A brief comparison with other human malarial parasites is in order. P. vivax does have a merozoite-stage homolog of EBA-175, the Duffy-binding protein, PvDBP. However, it is does not recognize Sias, binding instead to a sulfated tyrosine in the context of a peptide backbone of the extracellular domain of the Duffy antigen receptor for chemokines (55). No EBA-175-like sequences have been identified in the other two hominid malaria species, Plasmodium ovale and Plasmodium malariae, but only a handful of genes have been sequenced from these species.

P. falciparum species history seems to be a succession of demographic bottlenecks, apparently related to our own hominid prehistory and also to changes in climate and the emergence of new Anopheles mosquito hosts. Severe bottlenecks followed by population-growth events dated 50,000 years ago and 5,000-10,000 years ago have been associated with the expansion of modern Homo sapiens and the rise of Neolithic agriculture, respectively (7, 56-58). It is tempting to now propose an earlier bottleneck for the P. falciparum ancestor caused by the loss of Neu5Gc in the human lineage. Given the widespread occurrence of Neu5Gc in apes and evidence for occurrence of P. reichenowi in gorillas, it is reasonable to suggest that the falciparum/reichenowi common ancestor was more like P. reichenowi, preferring Neu5Gc over Neu5Ac for binding. Thus, the loss of Neu5Gc in the human lineage sometime after the initial mutation ≈3 mya (36) might have provided our emerging Homo ancestors with temporary relief from this form of malaria. However, the loss of Neu5Gc expression also led to a marked increase in its precursor, Neu5Ac (35). Thus, we suggest that P. falciparum emerged later, through selective evolution of its EBA-175, toward preferentially recognizing the Neu5Ac-rich erythrocytes of humans (i.e., P. falciparum evolved from a strain of ancestral P. reichenowi that adapted to this radical change in the human “sialome”).

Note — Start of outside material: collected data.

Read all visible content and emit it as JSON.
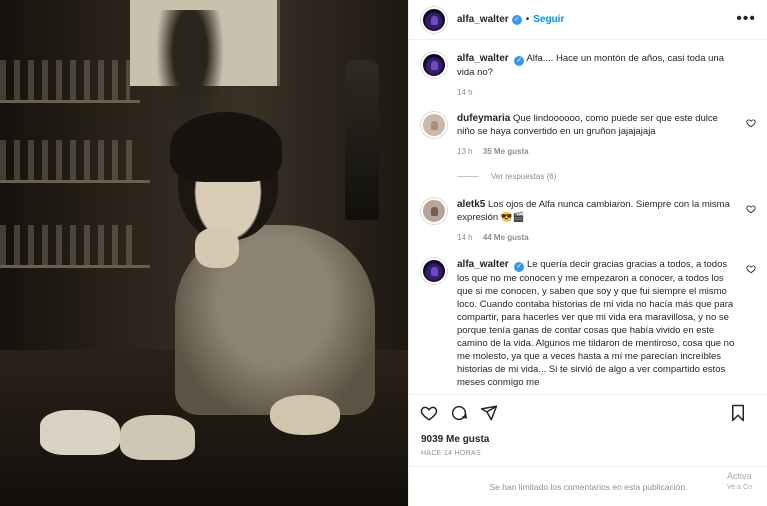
{
  "header": {
    "username": "alfa_walter",
    "separator": "•",
    "follow_label": "Seguir",
    "more_label": "•••"
  },
  "caption": {
    "username": "alfa_walter",
    "text": "Alfa.... Hace un montón de años, casi toda una vida no?",
    "time": "14 h"
  },
  "comments": [
    {
      "username": "dufeymaria",
      "text": "Que lindoooooo, como puede ser que este dulce niño se haya convertido en un gruñon jajajajaja",
      "time": "13 h",
      "likes": "35 Me gusta",
      "replies": "Ver respuestas (6)"
    },
    {
      "username": "aletk5",
      "text": "Los ojos de Alfa nunca cambiaron. Siempre con la misma expresión 😎🎬",
      "time": "14 h",
      "likes": "44 Me gusta"
    },
    {
      "username": "alfa_walter",
      "text": "Le quería decir gracias gracias a todos, a todos los que no me conocen y me empezaron a conocer, a todos los que si me conocen, y saben que soy y que fui siempre el mismo loco. Cuando contaba historias de mi vida no hacía más que para compartir, para hacerles ver que mi vida era maravillosa, y no se porque tenía ganas de contar cosas que había vivido en este camino de la vida. Algunos me tildaron de mentiroso, cosa que no me molesto, ya que a veces hasta a mí me parecían increíbles historias de mi vida... Si te sirvió de algo a ver compartido estos meses conmigo me"
    }
  ],
  "post": {
    "likes": "9039 Me gusta",
    "ago": "HACE 14 HORAS",
    "comments_limited": "Se han limitado los comentarios en esta publicación."
  },
  "watermark": {
    "line1": "Activa",
    "line2": "Ve a Co"
  },
  "icons": [
    "heart-icon",
    "comment-icon",
    "share-icon",
    "bookmark-icon",
    "verified-badge-icon",
    "more-options-icon",
    "like-comment-icon"
  ],
  "colors": {
    "link": "#0095f6",
    "verified": "#3897f0",
    "secondary_text": "#8e8e8e"
  }
}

This hypothesis may seem to be at odds with current estimates of the divergence of P. falciparum and P. reichenowi of ≥6-7 mya (3, 13). However, this estimate is based on only one P. reichenowi isolate, likely from a Central or East African chimpanzee subspecies (Pan troglodytes troglodytes or Pan troglodytes schweinfurthii) (9). Meanwhile, there is substantial evidence that multiple subspecies of chimpanzees may have been separated >1 mya (16, 17). It is interesting to note that there is other evidence of distinct pathogen regimes for each of these subspecies, including hepatitis B (59) and HIV (60, 61).

We suggest that sequencing of P. reichenowi isolates from other regions in which chimpanzees have been present for a long time (Western, Central, and East Africa) may reveal unexpected divergence, including discovery of a strain more closely related to P. falciparum, potentially a more recent ancestor of P. falciparum. Such studies eventually may allow a better reconstruction of the history of this major human pathogen.

Note Added in Proof. While this paper was under review, a 3D structure of PfEBA-175 in complex with 3′-sialyllactose was published (62). Notably, amino acids that contact glycans in two of the binding sites are divergent in PrEBA-175.